You are then forced to play the entire game on a higher difficulty level until you can confront Astoroth a second time. This time around, you had better pick up that crucifix weapon before you get to the end boss, because if you don’t, the game will restart at the beginning of level 5 and you will have to play through levels 5 and 6 again and again and again until you have the right weapon.
Aarrgrgghhhh!!! Now you know why it is commonly known as one of the most difficult arcade games ever released.
Despite all of that, I adored this game on so many different levels. The music and sound effects grabbed me, I loved the varied enemies from the zombies to the dastardly Red Arremer and the well designed and varied levels. I loved the little hidden extras like jumping in the right spot for hidden loot and wizards that appeared from gravestones to turn you into a frog.

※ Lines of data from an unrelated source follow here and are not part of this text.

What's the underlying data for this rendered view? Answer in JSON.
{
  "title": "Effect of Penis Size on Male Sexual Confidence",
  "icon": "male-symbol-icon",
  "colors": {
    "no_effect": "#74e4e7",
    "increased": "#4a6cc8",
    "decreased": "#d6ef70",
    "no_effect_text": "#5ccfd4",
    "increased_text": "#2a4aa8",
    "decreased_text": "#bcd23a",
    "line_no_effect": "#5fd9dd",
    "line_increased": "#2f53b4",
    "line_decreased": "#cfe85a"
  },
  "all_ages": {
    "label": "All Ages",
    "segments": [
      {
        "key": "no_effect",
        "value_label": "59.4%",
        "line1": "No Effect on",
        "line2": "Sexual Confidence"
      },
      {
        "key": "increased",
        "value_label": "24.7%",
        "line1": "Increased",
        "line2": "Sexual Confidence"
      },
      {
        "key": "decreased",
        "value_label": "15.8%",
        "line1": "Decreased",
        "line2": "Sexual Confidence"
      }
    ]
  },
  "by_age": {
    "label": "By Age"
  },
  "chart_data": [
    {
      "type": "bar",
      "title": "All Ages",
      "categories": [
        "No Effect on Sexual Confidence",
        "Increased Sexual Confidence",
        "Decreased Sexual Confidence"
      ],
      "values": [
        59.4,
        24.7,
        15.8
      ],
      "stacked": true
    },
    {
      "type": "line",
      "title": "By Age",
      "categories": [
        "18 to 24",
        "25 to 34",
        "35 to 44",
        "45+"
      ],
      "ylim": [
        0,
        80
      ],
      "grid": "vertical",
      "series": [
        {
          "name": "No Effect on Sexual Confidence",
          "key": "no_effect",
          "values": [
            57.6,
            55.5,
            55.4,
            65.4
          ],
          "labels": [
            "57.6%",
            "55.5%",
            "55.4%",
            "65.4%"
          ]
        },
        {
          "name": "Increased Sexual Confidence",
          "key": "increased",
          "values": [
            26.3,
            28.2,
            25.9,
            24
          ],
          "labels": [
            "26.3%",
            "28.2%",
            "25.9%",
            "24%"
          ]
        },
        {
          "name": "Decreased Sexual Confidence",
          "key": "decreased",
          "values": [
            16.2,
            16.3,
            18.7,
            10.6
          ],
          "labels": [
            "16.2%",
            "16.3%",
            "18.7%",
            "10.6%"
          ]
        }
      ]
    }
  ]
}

Arthur went on to appear in a number of sequels and spin offs including Ghouls ‘n Ghosts, Ultimate Ghouls ‘n Ghosts, Marvel vs. Capcom: Fate of Two Worlds, Canon Spike for the Dreamcast, We Love Golf! for the Nintendo Wii as well as numerous cameos in other games. The original GnG was also ported to a huge number of platforms including the Commodore 64, ZX Spectrum, Amstrad CPC, Atari ST, IBM PC compatibles, Commodore 16, Sharp X68000, Nintendo Game Boy Color, Game Boy Advance, and NES. Phew.
I owned the C64 version of the game (which featured some great music by Mark Cooksey) which was actually missing a few levels from the original arcade, and the final boss battle was not with Astaroth, but with the Dragon. I remember a copy of the C64 being lent to a school friend at the time, Stephen, who returned it the next day having had it banned from his house by his mother who was not at all impressed with Satan being portrayed on the front cover of the game. Ha!